My concern is that the huge consumer debt load combined with unconventional mortgages could cause a housing crash. When the market’s going up, option ARMs are manageable, since growth in the house’s value accrues to the homeowner, increasing equity. When the market’s going down, the option ARM borrowers’ equity can vanish quickly, leaving them with more debt than the house is worth. Combine this observation with Schiller’s observations that housing prices are way higher than they’ve ever been before, and it seems like there’s room to fall. 

If you’re searching for a catalyst, you don’t need to look any farther than the hybrid ARMs. According to Fannie Mae (NYSE:FNM), in 2006, the teaser rates disappeared on about $300 billion worth of mortgages. But in each of 2007 and 2008, $1 trillion in mortgages will reset — roughly 12% of all mortgages each year. Furthermore, borrowers have to adjust to more than just the loss of the teaser rates. Market rates are higher as well. Some borrowers could see interest rate increases of 4%-5%, causing a huge spike in their monthly mortgage payments. The results could be catastrophic. The virtuous cycle that pushed up housing prices and allowed consumers to increase leverage and spending on the way up could turn into a vicious cycle on the way down. A housing crash could hurt the entire economy, and not just through job losses. If 5%-10% of consumer spending is a direct result of people borrowing equity in their homes, that money could quickly dry up. Investment opportunities
However, uncertainty also can also bring the opportunity for profit. If you are prepared to consider a very risky short strategy, then homebuilders and lenders might seem like obvious targets. I’d start by looking for the most leveraged companies. And when it comes to lenders, I’d look at mortgage lenders like Countrywide Financial (NYSE: CFC) and consumer finance operations like Capital One Financial (NYSE: COF), since most lenders are likely to be hurt. 

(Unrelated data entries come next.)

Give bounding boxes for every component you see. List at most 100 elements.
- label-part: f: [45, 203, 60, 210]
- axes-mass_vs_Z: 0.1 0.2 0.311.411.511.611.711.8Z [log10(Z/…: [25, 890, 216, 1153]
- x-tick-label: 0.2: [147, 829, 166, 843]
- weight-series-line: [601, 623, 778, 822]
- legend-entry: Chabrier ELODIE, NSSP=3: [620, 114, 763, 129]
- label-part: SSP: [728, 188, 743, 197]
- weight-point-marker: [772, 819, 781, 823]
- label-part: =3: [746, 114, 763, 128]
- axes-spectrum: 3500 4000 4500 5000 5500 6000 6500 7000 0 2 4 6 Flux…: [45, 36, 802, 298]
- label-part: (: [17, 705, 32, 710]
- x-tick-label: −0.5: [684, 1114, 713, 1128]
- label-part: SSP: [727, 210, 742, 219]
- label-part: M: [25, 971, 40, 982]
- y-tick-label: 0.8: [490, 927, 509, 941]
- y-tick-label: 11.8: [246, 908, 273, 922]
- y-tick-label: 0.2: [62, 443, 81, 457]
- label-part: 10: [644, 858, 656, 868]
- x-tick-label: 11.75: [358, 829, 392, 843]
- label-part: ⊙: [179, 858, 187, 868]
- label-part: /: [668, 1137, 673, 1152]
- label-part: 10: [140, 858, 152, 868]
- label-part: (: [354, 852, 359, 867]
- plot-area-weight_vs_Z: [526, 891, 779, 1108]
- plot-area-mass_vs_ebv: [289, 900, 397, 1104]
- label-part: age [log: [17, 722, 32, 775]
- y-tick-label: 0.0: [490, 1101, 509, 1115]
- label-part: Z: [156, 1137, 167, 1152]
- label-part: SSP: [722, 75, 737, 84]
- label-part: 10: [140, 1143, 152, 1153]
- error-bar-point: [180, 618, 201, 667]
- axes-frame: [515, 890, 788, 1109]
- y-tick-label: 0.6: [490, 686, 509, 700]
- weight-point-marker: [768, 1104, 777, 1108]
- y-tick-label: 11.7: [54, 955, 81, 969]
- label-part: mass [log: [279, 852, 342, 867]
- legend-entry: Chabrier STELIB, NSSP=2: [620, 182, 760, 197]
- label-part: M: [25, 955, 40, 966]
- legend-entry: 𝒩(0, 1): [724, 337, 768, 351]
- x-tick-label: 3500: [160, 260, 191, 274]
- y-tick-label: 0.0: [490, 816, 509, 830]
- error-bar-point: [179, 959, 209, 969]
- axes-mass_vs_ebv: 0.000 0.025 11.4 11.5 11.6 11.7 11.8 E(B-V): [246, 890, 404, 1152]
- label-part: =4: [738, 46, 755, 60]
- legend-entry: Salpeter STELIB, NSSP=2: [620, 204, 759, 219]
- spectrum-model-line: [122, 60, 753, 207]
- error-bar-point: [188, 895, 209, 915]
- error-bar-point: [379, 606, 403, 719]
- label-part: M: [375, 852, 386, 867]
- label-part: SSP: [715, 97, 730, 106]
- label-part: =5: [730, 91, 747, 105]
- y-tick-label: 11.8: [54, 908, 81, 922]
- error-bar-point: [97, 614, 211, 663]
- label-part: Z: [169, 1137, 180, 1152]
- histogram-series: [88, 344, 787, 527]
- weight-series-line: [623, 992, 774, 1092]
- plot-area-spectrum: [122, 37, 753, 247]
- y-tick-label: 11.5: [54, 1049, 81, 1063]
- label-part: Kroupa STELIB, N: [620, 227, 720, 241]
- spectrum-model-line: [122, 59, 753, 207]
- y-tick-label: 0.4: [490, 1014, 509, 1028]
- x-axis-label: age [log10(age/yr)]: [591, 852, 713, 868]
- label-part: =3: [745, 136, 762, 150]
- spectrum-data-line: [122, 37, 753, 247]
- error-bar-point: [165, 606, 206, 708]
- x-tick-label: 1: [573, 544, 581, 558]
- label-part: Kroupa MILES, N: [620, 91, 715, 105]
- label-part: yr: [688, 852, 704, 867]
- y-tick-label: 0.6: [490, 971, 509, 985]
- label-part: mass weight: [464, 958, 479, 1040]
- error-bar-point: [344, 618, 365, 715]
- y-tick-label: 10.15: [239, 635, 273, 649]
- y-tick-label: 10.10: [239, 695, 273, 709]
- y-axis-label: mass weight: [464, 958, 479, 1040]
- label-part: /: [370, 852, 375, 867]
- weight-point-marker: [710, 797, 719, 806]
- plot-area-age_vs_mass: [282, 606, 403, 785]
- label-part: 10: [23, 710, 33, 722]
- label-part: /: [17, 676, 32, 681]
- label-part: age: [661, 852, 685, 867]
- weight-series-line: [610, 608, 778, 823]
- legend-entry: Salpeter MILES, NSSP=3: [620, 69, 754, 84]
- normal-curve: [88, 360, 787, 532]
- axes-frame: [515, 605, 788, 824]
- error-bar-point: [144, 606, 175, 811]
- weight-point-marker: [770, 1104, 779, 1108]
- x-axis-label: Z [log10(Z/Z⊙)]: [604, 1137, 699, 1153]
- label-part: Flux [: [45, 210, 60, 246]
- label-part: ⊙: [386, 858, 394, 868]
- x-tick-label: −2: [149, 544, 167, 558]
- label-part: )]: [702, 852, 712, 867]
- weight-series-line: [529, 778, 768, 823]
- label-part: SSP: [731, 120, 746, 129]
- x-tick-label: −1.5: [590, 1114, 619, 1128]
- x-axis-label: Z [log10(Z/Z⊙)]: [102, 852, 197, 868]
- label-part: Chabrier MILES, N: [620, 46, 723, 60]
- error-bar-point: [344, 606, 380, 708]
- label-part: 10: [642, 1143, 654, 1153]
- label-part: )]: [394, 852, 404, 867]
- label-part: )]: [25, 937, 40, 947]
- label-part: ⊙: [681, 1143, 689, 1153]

One “problem” with these companies is that they’re relatively cheap on a P/E basis. If a crash doesn’t materialize, then they may actually increase in value. So, another way to play the short side is to target the entire market. If a housing meltdown causes consumers to reduce spending, most companies would be hurt. I’ve bought a few SPDRs (AMEX: SPY) puts to guard against such a scenario. If you’d rather focus on the long side, it can be challenging finding investments that will benefit from a housing bust, since most companies suffer during a recession. However, collection agencies like Portfolio Recovery Associates (Nasdaq: PRAA) could potentially gain business.  The best strategy might be to wait for the depths of the bust, then buy the companies with the strongest balance sheets and biggest competitive advantages. I’m thinking about companies like Lowe’s (NYSE: LOW) in home improvement and LandAmerica Financial (NYSE: LFG) in title insurance. At that point, these businesses will likely have unusually low profits and be trading at low multiples.  The Foolish bottom line
I think this is where investors will reap maximum profits — by buying great companies at the point of maximum pessimism. Just look at how well the survivors of the savings and loan crisis of the early 1990s have done. Some of those companies went on to become 50-baggers. In 15 years, we may see the same from the survivors of the housing crash.